Certificate must be manually updated to Load Balancer in case of expiry. This step ensures Load Balancer isn't using stale certificates and avoids health check/communication failures to backend sets. For more information, see Updating an Expiring Load Balancer Certificate to update expired certificate.
Launch Trino-SQL Kernels π
JupyterHub PyTrino kernel provides an SQL interface that allows you to run Trino queries using JupySQL. This is available for Big Data Service 3.0.28 or later ODH 2.x clusters.
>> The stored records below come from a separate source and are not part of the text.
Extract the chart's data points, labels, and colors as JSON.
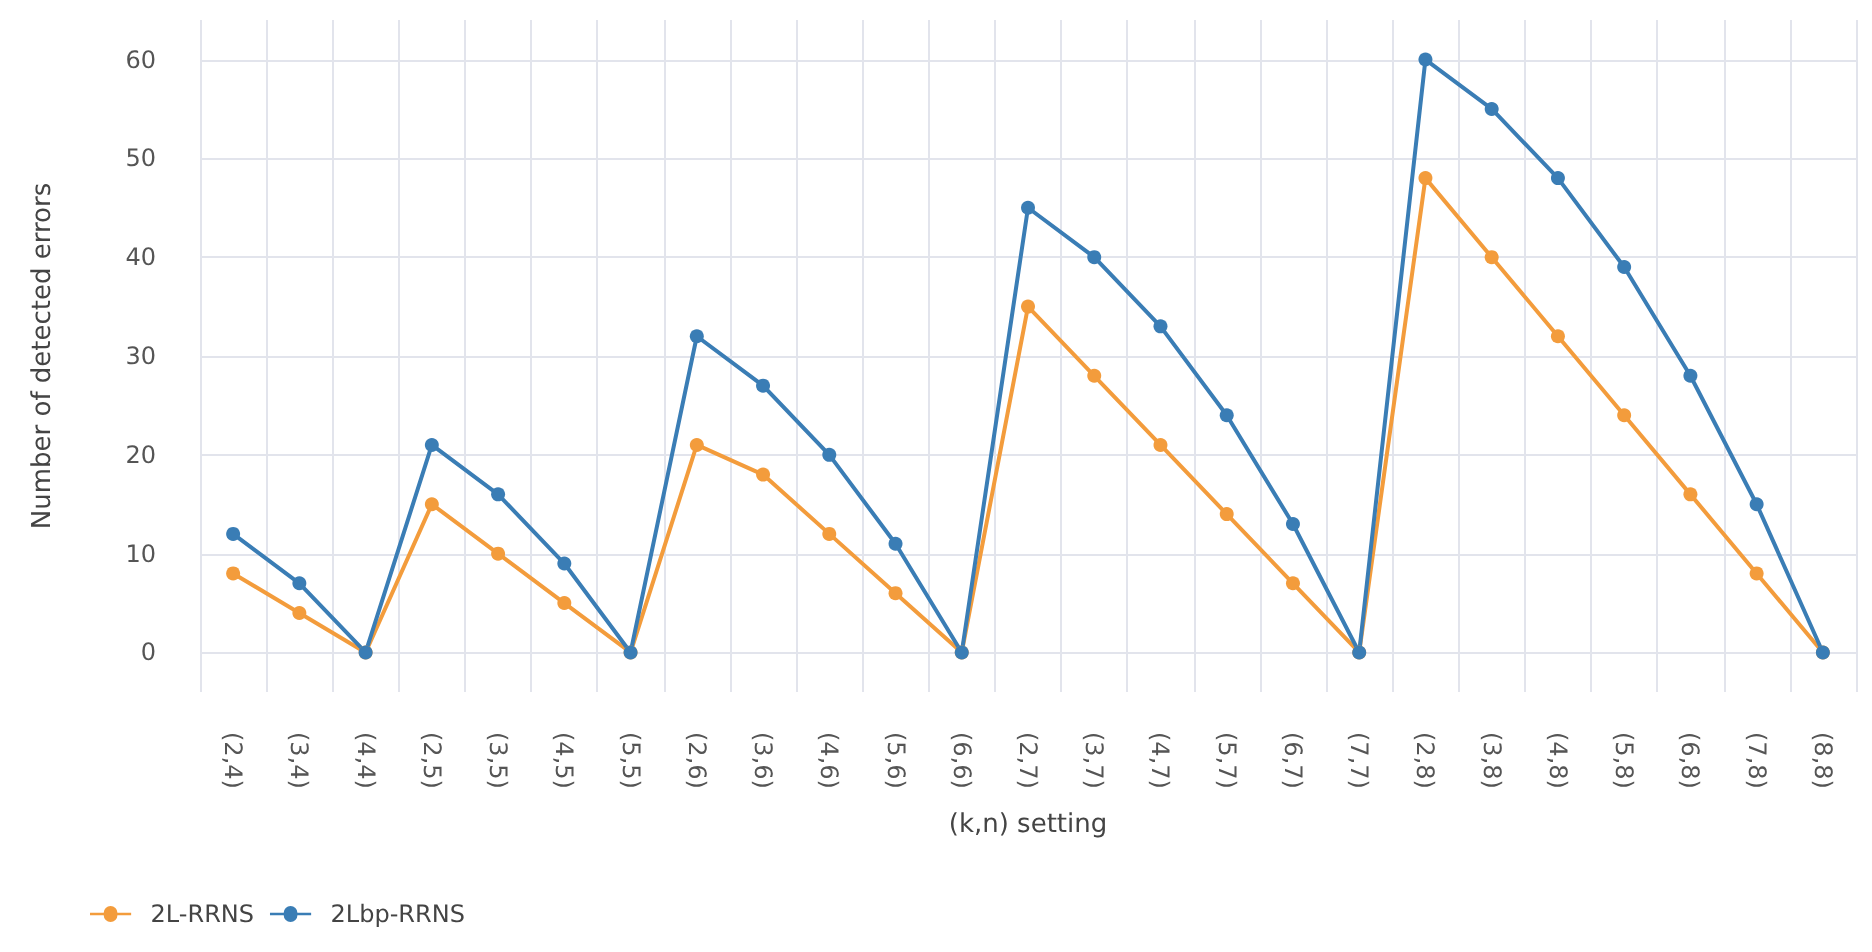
{
  "chart_data": {
    "type": "line",
    "xlabel": "(k,n) setting",
    "ylabel": "Number of detected errors",
    "categories": [
      "(2,4)",
      "(3,4)",
      "(4,4)",
      "(2,5)",
      "(3,5)",
      "(4,5)",
      "(5,5)",
      "(2,6)",
      "(3,6)",
      "(4,6)",
      "(5,6)",
      "(6,6)",
      "(2,7)",
      "(3,7)",
      "(4,7)",
      "(5,7)",
      "(6,7)",
      "(7,7)",
      "(2,8)",
      "(3,8)",
      "(4,8)",
      "(5,8)",
      "(6,8)",
      "(7,8)",
      "(8,8)"
    ],
    "series": [
      {
        "name": "2L-RRNS",
        "color": "#f39c3c",
        "values": [
          8,
          4,
          0,
          15,
          10,
          5,
          0,
          21,
          18,
          12,
          6,
          0,
          35,
          28,
          21,
          14,
          7,
          0,
          48,
          40,
          32,
          24,
          16,
          8,
          0
        ]
      },
      {
        "name": "2Lbp-RRNS",
        "color": "#3a7db5",
        "values": [
          12,
          7,
          0,
          21,
          16,
          9,
          0,
          32,
          27,
          20,
          11,
          0,
          45,
          40,
          33,
          24,
          13,
          0,
          60,
          55,
          48,
          39,
          28,
          15,
          0
        ]
      }
    ],
    "ylim": [
      -4,
      64
    ],
    "yticks": [
      0,
      10,
      20,
      30,
      40,
      50,
      60
    ],
    "grid": true,
    "legend": "bottom left",
    "marker": "circle",
    "line_style": "solid"
  }
}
# Using the %%sql magic command to execute a multi-line SQL query with the limit variable
top_threshold = 3
%%sql
SELECT custkey, name, acctbal
FROM tpch.sf1.customer
WHERE acctbal > 1000
ORDER BY acctbal DESC limit {{top_threshold}}
Trino session parameters can be configured from the JupyterHub Ambari UI. These session parameters are applied to all user sessions. For more information on session parameters, see Properties reference#.
SqlMagic configurations provide you with flexible control over the behavior and appearance of SQL operations ran in Jupyter notebooks. These parameters can be configured from the JupyterHub Ambari UI and applied to all user sessions.